NFJ#503 🍂 Dia do jornalista, Felipe Neto e a imprensa acrítica
Leitores preferem textos escritos por IA | Ansiedade climática pegando. E o jornalismo não ajuda | ESPN suspende jornalistas que criticaram o presidente da CBF | Notícias de Perugia
E aí!
Hoje direto ao assunto. Até porque estamos meio azedos.
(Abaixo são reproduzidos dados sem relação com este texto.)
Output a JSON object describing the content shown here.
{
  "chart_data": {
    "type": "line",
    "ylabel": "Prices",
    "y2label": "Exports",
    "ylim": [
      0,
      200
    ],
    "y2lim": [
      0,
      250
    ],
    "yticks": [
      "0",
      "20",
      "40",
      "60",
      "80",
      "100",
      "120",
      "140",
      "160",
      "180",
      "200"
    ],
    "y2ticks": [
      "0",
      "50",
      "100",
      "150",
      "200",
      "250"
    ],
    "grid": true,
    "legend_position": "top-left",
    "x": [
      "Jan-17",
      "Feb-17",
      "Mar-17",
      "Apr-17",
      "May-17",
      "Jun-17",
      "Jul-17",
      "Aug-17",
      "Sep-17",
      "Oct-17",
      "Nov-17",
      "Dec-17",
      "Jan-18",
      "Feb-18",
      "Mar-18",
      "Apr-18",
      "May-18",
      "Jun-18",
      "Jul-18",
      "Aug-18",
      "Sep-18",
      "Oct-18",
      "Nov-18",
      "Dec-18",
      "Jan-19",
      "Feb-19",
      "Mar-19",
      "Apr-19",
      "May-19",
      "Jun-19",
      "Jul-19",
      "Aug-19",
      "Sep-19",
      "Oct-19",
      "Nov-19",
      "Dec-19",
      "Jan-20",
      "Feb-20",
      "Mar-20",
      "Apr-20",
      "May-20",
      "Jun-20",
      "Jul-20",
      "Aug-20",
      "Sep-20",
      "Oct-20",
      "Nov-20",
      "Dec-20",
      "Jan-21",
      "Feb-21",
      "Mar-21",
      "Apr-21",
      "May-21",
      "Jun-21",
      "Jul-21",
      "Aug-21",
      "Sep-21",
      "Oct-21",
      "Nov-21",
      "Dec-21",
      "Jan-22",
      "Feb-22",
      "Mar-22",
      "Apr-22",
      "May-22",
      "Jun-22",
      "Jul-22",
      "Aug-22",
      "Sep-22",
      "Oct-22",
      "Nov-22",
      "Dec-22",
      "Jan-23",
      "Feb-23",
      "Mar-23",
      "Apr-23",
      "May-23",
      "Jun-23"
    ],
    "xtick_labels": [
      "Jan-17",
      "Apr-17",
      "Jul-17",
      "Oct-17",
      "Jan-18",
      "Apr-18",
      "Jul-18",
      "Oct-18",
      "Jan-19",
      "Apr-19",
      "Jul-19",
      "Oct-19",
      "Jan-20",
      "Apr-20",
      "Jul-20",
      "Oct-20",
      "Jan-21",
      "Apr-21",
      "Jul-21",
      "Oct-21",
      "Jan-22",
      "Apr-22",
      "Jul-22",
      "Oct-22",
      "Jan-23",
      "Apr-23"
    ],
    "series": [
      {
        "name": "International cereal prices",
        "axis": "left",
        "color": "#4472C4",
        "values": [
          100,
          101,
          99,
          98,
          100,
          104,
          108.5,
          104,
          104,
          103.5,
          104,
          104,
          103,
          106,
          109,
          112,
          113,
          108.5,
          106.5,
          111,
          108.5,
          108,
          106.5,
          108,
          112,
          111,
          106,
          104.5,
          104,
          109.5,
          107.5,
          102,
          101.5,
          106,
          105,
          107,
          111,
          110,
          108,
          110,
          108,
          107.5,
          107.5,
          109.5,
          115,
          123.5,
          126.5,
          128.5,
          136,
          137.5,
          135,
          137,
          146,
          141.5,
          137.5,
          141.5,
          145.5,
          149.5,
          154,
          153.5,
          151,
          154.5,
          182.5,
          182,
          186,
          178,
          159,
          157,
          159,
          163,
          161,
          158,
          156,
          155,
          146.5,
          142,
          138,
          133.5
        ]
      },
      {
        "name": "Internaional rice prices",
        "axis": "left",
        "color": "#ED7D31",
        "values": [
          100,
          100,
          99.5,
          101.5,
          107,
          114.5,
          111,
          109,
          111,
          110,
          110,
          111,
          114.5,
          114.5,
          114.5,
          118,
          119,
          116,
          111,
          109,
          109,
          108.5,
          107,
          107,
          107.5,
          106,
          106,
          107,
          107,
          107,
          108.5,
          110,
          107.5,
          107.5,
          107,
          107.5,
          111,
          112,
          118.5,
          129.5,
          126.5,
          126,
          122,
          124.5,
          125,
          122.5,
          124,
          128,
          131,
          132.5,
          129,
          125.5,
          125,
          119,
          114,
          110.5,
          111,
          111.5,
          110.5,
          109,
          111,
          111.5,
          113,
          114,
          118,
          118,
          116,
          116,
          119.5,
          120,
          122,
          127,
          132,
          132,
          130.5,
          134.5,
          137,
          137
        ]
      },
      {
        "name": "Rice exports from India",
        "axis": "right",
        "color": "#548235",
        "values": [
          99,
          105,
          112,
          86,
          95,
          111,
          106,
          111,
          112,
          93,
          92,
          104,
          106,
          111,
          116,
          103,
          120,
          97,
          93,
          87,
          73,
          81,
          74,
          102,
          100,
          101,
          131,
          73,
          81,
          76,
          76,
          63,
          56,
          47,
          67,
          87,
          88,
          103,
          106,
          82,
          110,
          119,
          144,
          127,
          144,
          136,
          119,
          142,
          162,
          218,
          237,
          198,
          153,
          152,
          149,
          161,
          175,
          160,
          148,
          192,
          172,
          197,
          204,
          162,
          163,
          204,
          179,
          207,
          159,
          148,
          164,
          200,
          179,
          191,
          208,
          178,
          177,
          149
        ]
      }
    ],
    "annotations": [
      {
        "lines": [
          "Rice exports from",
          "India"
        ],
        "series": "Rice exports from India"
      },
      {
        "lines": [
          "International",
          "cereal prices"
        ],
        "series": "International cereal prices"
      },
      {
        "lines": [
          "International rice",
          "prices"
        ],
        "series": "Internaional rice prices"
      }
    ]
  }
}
Mas também, PLMDD!
Aquilo que vocês já sabem: eu (MO), Lívia (LV) e Giuliander (GC) assinamos os tópicos.
Antes, no blog dos nossos parceiros da serverdo.in, entenda as vantagens da plataforma Carbonio para gerir o trabalho de uma equipe.
Nosso agradecimento de <3 vai para:
Adriana Martorano Vieira, Alexandre Galante, Amaralina Machado Rodrigues Xavier, André Caramante, Andrei Rossetto, Ariane Camilo Pinheiro Alves, Ben Hur Demeneck, Bernardete Melo de Cruz, Bibiana Osório, Bruno Souza de Araujo, Diogo Rodrigues Pinheiro, Edimilson do Amaral Donini, Fabiana Moraes, FêCris Vasconcellos, Filipe Techera, Gabriela Favre, Guilherme Nagamine, João Vicente Ribas, Jonas Gonçalves da Silva, Marcela Duarte, Marco Túlio Pires, Mateus Netzel, Milena Giacomini, Monica de Sousa França, Nadia Leal, Pedro Luiz da Silveira Osório, Priscila dos Santos Pacheco, Rafael Paes Henriques, Roberto Nogueira Gerosa, Roberto Villar Belmonte, Rodrigo Ghedin, Rodrigo Muzell, Rogerio Christofoletti Rosental C Alves, Sérgio Lüdtke, Silvio Sodré, Suzana Oliveira Barbosa, Taís Seibt, Vinicius Luiz Tondolo, Vitor Hugo Brandalise, Washington José de Souza Filho.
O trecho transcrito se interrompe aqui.